XVI. Mais peut-être ici, comme la loi vous en fait un devoir, vous me demanderez si Verrès a tiré de l’argent de toute cette manœuvre. Je vous montrerai qu’il en a tiré des sommes immenses, et qu’il atout réglé, pour que les iniquités dont j’ai parlé lui fussent profitables ; mais je veux renverser d’abord le rempart qu’il croit opposer à toutes mes attaques. J’ai fait hausser, dira-t-il, l’adjudication des dîmes.
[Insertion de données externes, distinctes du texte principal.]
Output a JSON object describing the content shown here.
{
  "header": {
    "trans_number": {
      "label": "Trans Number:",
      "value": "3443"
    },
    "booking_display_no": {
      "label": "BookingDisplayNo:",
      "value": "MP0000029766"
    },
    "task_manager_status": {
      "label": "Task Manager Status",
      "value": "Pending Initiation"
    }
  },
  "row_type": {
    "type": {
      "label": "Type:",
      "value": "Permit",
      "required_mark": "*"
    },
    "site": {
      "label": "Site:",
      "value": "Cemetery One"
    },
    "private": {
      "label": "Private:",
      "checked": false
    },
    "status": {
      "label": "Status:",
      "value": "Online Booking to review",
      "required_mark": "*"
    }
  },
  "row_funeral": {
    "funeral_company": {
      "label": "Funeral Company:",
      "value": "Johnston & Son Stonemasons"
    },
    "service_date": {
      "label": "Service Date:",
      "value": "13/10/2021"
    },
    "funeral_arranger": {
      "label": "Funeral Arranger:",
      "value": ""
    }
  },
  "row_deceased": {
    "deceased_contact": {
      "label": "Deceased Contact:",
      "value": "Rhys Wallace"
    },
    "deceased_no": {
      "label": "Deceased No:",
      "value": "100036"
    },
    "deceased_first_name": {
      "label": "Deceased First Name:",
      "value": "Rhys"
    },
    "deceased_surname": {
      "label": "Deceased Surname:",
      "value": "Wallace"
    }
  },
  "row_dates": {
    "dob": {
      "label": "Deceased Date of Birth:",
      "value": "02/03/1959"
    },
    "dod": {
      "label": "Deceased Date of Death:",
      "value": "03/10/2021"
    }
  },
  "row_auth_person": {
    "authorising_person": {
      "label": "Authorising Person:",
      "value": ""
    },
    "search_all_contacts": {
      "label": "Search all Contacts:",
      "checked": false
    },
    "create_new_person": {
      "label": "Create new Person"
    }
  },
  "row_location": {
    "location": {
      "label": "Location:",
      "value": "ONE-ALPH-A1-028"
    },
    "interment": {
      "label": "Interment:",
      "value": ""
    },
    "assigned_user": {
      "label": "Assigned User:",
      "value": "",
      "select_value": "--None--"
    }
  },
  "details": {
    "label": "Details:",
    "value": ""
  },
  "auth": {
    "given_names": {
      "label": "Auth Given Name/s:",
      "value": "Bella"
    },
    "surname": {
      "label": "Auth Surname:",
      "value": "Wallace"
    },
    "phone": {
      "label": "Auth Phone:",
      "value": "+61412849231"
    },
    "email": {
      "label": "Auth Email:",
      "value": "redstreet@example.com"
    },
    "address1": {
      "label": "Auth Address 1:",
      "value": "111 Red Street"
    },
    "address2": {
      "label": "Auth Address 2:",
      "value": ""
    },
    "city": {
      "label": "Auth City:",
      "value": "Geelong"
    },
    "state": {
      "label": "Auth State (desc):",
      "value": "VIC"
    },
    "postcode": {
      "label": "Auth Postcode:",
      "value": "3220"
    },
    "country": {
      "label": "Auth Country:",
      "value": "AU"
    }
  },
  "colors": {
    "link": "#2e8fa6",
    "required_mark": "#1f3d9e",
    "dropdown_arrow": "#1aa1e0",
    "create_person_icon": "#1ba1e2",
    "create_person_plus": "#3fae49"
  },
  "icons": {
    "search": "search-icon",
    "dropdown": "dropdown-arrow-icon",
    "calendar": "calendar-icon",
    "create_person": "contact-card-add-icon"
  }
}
Que dites-vous, ô le plus audacieux et le plus insensé des hommes ? Sont-ce les dîmes que vous avez adjugées ? avez-vous adjugé la partie que voulaient le sénat et le peuple romain, ou les récoltes entières, et même les biens et les fortunes des agriculteurs ? Si le crieur eût publié par votre ordre qu’on affermait, non les dîmes du blé, mais les moitiés, et que les enchérisseurs se fussent présentés pour se les faire adjuger, serait-il étonnant que vous eussiez porté l’adjudication des moitiés plus haut que les autres n’ont fait celle des dîmes ? Mais si le crieur a publié les dîmes, et qu’en effet, c’est-à-dire en vertu de votre loi, de votre édit, de vos dispositions particulières, on ait adjugé même plus que les moitiés, vous ferez-vous cependant un mérite d’avoir porté l’adjudication de ce que vous ne deviez pas adjuger, plus haut que les autres n’ont porté celle de ce qu’ils avaient le droit de vendre ?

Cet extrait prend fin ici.